Constitutional scholar and Convention of States Senior Advisor Prof. Rob Natelson explained why in a recent article on The Epoch Times. He specifically analyzes Sen. Elizabeth Warren's wealth tax and questions why lawyers signed a letter supporting her plan:
The Constitution distinguishes between direct and indirect taxes. Indirect taxes must be uniform throughout the country. Congress must impose the same tax rates on citizens of all states.
But Congress must draft direct tax laws so their revenue is “apportioned” among states by population. Because wealth varies among the states, federal direct tax statutes must feature different rate schedules for each state. The 16th Amendment waived that requirement for income taxes, but not for other direct levies.
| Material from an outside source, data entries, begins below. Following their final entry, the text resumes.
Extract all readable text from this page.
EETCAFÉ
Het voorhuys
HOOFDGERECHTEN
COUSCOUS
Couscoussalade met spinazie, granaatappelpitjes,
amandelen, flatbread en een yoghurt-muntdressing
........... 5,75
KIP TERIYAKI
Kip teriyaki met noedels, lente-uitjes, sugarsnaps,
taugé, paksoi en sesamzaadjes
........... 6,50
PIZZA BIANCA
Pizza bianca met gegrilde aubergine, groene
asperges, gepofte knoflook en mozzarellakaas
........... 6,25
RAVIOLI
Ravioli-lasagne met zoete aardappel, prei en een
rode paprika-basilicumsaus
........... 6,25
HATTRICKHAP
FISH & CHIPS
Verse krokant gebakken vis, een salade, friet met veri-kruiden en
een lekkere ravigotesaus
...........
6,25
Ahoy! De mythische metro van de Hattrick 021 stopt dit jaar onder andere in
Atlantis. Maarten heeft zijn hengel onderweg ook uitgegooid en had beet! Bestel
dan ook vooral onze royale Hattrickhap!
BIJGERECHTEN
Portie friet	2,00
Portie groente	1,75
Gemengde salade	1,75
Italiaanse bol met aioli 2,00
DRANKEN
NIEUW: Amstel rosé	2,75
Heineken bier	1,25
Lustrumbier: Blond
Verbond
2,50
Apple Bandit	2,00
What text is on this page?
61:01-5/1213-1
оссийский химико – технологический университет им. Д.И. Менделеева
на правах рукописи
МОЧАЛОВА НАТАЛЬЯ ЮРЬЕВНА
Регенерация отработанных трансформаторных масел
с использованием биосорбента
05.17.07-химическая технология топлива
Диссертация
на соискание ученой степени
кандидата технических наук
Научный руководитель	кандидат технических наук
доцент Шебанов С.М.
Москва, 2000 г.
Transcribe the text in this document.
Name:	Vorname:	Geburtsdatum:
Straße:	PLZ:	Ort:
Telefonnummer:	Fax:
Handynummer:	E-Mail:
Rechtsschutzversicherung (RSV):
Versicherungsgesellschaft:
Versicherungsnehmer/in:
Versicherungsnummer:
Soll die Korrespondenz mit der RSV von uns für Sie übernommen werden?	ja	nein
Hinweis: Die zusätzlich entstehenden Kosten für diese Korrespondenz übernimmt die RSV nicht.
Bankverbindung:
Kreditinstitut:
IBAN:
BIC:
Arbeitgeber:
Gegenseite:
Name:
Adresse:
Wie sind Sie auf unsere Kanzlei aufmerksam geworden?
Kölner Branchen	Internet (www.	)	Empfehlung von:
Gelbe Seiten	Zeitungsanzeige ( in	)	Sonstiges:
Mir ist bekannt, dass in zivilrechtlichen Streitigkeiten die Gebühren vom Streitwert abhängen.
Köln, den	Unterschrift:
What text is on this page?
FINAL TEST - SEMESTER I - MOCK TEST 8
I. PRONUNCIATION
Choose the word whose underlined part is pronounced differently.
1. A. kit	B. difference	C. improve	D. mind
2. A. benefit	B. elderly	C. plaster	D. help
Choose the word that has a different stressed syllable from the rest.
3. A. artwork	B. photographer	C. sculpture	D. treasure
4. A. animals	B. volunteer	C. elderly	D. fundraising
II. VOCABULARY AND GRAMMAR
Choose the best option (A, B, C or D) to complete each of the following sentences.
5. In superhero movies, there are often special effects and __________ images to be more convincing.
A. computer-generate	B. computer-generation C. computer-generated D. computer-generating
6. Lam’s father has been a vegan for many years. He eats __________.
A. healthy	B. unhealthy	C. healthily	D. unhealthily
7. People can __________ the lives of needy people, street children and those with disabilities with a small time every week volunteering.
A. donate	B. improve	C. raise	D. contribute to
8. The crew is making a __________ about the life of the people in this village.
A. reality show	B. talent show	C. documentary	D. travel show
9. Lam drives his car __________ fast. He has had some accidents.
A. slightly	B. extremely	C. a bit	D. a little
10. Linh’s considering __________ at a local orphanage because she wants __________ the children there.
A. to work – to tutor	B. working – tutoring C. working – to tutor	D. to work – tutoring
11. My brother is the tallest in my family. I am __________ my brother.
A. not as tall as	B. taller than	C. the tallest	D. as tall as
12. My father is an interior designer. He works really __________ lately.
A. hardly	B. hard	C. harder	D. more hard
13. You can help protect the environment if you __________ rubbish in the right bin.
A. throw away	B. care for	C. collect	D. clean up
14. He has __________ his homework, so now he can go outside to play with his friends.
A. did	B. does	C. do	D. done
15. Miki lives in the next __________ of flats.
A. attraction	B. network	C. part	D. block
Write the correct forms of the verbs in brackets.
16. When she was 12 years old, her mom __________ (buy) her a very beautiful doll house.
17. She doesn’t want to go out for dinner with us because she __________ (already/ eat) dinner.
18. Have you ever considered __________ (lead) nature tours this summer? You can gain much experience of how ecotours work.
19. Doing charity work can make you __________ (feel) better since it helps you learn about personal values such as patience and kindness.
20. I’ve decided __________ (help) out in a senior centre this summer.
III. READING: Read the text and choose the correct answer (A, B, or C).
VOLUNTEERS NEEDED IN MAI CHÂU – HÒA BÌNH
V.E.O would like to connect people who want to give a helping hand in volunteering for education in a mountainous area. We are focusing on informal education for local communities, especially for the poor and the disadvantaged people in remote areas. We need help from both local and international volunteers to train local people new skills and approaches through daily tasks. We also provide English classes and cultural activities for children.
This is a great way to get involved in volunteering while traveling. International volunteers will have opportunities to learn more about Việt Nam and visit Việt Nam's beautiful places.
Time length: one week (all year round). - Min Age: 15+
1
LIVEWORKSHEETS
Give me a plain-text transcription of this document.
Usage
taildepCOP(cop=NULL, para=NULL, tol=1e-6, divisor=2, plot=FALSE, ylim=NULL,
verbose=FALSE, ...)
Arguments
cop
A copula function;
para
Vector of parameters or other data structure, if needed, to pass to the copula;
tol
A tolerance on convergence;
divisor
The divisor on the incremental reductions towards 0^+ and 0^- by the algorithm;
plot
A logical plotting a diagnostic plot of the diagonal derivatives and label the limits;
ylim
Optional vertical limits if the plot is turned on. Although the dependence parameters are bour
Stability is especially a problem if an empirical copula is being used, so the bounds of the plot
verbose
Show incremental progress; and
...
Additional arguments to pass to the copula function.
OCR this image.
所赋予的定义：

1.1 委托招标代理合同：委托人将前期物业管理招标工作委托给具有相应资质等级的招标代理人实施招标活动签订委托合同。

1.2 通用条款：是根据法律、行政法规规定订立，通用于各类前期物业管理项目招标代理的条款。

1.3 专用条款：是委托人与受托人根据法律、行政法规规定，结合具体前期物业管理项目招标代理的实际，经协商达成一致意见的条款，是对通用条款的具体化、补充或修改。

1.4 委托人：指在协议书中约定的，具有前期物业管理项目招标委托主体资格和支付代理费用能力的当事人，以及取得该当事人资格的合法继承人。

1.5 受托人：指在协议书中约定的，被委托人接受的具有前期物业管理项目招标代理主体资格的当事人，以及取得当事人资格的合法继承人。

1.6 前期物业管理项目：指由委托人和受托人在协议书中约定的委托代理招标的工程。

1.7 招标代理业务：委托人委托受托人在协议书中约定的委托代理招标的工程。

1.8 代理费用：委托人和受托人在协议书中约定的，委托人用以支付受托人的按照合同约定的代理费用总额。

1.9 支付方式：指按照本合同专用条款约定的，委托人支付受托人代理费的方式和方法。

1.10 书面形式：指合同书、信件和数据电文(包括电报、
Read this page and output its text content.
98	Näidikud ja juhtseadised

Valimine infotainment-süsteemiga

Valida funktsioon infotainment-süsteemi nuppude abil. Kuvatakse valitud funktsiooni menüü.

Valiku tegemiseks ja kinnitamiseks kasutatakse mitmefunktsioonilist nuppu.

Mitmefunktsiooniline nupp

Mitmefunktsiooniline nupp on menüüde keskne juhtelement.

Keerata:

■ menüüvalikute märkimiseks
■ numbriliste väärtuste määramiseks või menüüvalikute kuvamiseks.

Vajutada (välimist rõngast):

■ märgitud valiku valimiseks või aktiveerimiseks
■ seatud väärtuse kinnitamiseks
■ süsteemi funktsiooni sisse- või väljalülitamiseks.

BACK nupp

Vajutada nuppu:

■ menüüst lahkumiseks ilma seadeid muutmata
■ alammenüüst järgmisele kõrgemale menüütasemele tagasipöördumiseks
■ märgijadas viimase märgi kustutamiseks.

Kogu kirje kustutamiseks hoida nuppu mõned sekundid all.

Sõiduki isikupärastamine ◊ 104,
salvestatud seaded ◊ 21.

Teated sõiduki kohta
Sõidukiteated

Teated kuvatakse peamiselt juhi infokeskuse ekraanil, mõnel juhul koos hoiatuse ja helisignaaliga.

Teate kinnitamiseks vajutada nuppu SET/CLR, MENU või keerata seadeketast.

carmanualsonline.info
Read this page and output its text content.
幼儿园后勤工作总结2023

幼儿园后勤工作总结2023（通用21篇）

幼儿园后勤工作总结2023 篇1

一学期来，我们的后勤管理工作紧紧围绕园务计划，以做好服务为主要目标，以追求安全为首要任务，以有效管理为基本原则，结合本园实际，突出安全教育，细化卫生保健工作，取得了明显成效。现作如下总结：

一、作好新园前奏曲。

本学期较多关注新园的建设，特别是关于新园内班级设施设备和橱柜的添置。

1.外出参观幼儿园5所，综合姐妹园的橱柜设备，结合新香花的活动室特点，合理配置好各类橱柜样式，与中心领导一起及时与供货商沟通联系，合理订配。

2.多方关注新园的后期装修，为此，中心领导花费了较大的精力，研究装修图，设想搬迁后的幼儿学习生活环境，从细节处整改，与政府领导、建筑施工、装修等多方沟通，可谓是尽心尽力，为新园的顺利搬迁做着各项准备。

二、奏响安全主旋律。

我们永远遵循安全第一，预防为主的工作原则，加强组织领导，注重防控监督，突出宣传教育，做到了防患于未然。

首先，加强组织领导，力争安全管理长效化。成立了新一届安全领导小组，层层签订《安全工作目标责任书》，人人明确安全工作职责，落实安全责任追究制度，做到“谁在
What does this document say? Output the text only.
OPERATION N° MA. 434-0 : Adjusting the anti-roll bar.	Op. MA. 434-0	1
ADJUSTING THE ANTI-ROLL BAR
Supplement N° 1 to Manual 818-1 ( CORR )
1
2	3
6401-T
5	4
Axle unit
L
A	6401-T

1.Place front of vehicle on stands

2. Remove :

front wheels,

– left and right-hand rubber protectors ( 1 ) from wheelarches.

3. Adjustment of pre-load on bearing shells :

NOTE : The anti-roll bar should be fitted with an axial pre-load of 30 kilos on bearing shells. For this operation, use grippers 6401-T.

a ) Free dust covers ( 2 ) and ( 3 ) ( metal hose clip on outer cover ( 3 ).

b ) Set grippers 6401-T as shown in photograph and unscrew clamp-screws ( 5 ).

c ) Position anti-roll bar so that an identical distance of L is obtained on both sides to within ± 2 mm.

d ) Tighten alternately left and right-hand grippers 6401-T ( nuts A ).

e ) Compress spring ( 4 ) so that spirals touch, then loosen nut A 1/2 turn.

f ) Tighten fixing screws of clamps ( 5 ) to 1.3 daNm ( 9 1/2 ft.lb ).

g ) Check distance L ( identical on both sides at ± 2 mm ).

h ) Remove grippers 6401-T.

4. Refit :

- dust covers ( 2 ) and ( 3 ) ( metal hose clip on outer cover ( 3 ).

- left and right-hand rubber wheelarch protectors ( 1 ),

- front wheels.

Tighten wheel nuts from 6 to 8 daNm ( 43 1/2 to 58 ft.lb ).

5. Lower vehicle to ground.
Warren’s proposed wealth tax is a classic example of a direct tax. However, it would impose the same rates everywhere without regard to state boundaries, thereby violating the Constitution’s “apportionment” mandate.
Why, then, would law professors sign letters certifying that her proposal is constitutional?
Money is power, and if our elected officials can invent new ways to tax American citizens, they'll increase their power over our daily lives. Even people who won't be affected by the wealth tax directly will be affected by the corrupt, inefficient government programs created by the additional revenue.
Washington will never stop trying to expand its power, which is why the people and the states must come together to call the first-ever Article V Convention of States.
A Convention of States is called and controlled by the states and has the power to propose constitutional amendments that shrink the power and jurisdiction of the federal government. These amendments can also cap taxation and spending, which will further limit Washington's ability to control our every decision.
The feds are always thinking of more creative ways to take our money and grow their authority. It's time for We the People to think creatively, too -- and we can do it by going back to the Constitution.